Here’s How to Take the Perfect Selfie

It started with Facebook and has only been encouraged by every form of social media that followed in its wake. We’re talking about the beloved selfie. Young professionals (YPs) love to take selfies, whether in the car, on a boat, in the hair salon or even at the desk. Back in the days of actually having to develop film when it came to personal picture taking (remember?!), selfies were rare. It makes sense – they are not the easiest things to take and usually require multiple attempts at that perfect shot, with arm-length selfies more often than not a recipe for frustration and photo disaster. We have a few thoughts when it comes to the self-photo; call it a selfie 101:

Be Aware of your Surroundings:
Be aware of your backgrounds while snapping selfies. You may capture something unexpected in your shot. Also, if you’re in public, don’t think that nobody notices you snapping away at yourself. It’s better to be short, sweet and relatively undetected when shooting selfies in public. Others may laugh at you otherwise. We would.

Make it Interesting:
Don’t be too posed, take it too seriously or make it too calculated when it comes to the selfie. Do something interesting and conversation-worthy rather than simply snapping a close up shot of your face (no matter how well edited that shot may be). This could mean a shot of you at a theme party dressed in a ridiculous hat or makeup, with a pet, on a roller coaster, or at the zoo in front of a giraffe… you get the point. 

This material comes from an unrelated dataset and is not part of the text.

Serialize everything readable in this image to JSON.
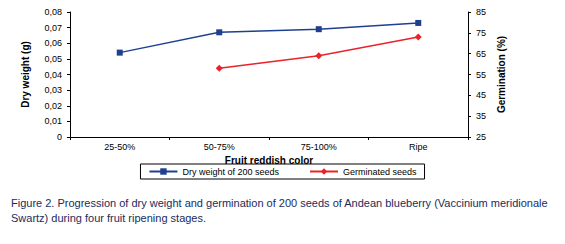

Be Strategic with Social Media Selfies:
Selfies are seemingly designed for social media profile pictures. There is nothing wrong with the odd strategic selfie, especially if used as a profile picture, but a Facebook or Instagram profile that is oversaturated with selfies either makes you look full of yourself or like you have zero friends (aside from yourself, of course). 

Bathroom Selfies are Usually Not Okay:
When we think bathroom selfies, we think teenaged girls who’ve spent hours locked in the bathroom straightening or curling their hair and applying their makeup, then taking at least 20 shots before they get it just right and are ready for social media upload eagerly awaiting an accumulation of “likes.” We are going to go out on a limb and say that bathroom selfies are usually not OK for anyone over the age of 25, unless done very strategically. Even worse than selfies in the bathroom are selfies in bed; nobody should see those, except, of course, if you are sending them to your significant other.

Vacation Selfies Make the Most Sense:
Especially if you’re travelling alone and want to capture that amazing sunset, ocean, mountain or rain forest in the background, have no shame in snapping a few selfies. Vacation selfies don’t tend to be so calculated, posed or carefully selected only after being taken a million times. As a matter fact, they should be more fun and spontaneous. Who cares if your hair is blowing in the wind or you’re makeup free – you’re capturing the moment.

Selfies with Others Usually Suck:
Let’s be honest, especially when taken with smartphones, selfies with one or two others usually end up on the cutting room floor when it comes to making it onto social media sites or albums. Taking a selfie of yourself is difficult enough, trying to fit more people in inevitably will result in many more tries to get that perfect shot, rolled eyes from the people around you (whether in the front of the car or fellow partygoers in the bar) and a potential waste of time. Sometimes it works, but not usually.

Tips for the Perfect Selfie:

1. Please, don’t suck in your cheeks and make a kissy face, or (even worse) the loathed duck face. Try not to pose at all.

2. Angles are of utmost importance when it comes to selfies. Angle your body or face slightly to one side and angle your face downwards. Hold your phone high above your head and away from you at a 45-degree angle. Angling your camera slightly above yourself when taking a picture tends to be the most flattering.

3. Maintain a long “turtle” neck to avoid the double chin and don’t lose eye contact with the lens.  

4. Straight-on photos tend to flatten you out, so avoid being dead centre in the photo; it can look very mug shot-esque.

5. Early morning (just after sunrise) or late afternoon (just before sunset) is the ideal time for lighting.

6. Relax, be comfortable and confident. Own it.